- Born: 16 April 1908 Newcastle, England
- Died: 5 May 1939 (aged 31) London, England
- Allegiance: United Kingdom
- Branch: Royal Air Force
- Service years: 1925–1937
- Rank: Flight Lieutenant

= Haliburton Hume Leech =

Royal Air Force aviator (1908–1939)

Flight Lieutenant Haliburton Hume Leech (16 April 1908 – 5 May 1939) was a Royal Air Force aviator, air racer and test pilot.

Leech was born on 16 April 1908 in Newcastle upon Tyne, Northumberland the son of Joseph William Leech a surgeon and later mayor and member of parliament for Newcastle upon Tyne.

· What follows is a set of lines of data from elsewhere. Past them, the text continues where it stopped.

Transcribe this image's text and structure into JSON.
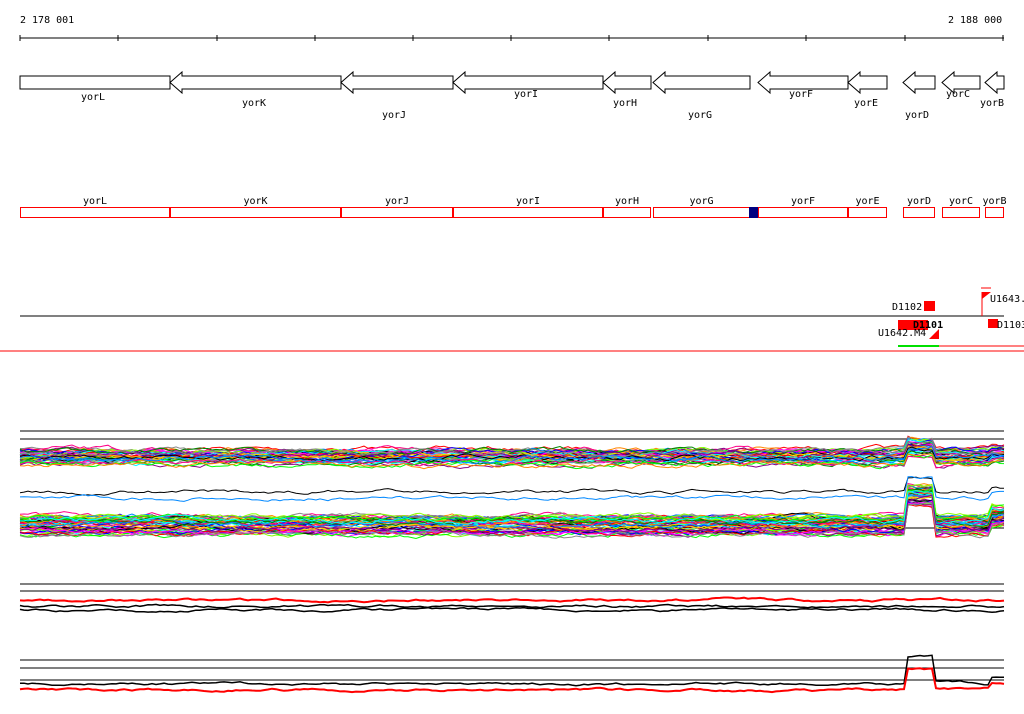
{
  "ruler": {
    "start_label": "2 178 001",
    "end_label": "2 188 000"
  },
  "genes": [
    "yorL",
    "yorK",
    "yorJ",
    "yorI",
    "yorH",
    "yorG",
    "yorF",
    "yorE",
    "yorD",
    "yorC",
    "yorB"
  ],
  "features": {
    "d1102": "D1102",
    "d1101": "D1101",
    "d1103": "D1103",
    "u1643": "U1643.",
    "u1642": "U1642.M4"
  },
  "colors": {
    "red": "#ff0000",
    "blue": "#000080",
    "green": "#00e000"
  }
}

Leech joined the Royal Air Force in 1925 as a cadet and on 10 April 1926 gained his Royal Aero Club Aviators Certificate (No. 7993) at the Newcastle upon Tyne Aero Club using a De Havilland Moth. Commissioned in 1927 he left the Royal Air Force College Cranwell and was posted to RAF Tangmere in 1927.

In 1930 he moved to the Royal Aircraft Establishment at Farnborough as a test pilot and he was selected for the High Speed Flight to compete in the Schneider Trophy Race, but after training with too many pilots being selected he returned to Farnborough without joining the team. He was a keen air racer and entered the King's Cup Race every year between 1929 and 1934, with his experience as a test pilot he performed the first flights of the RAE Scarab and the Arrow Active.

He married in 1937 in Eyke in Suffolk to Ruth Elliot. In September 1938 he retired from the Royal Air Force due to ill-health. Leech died on 5 May 1939 at St Bartholomews Hospital in London, aged 31.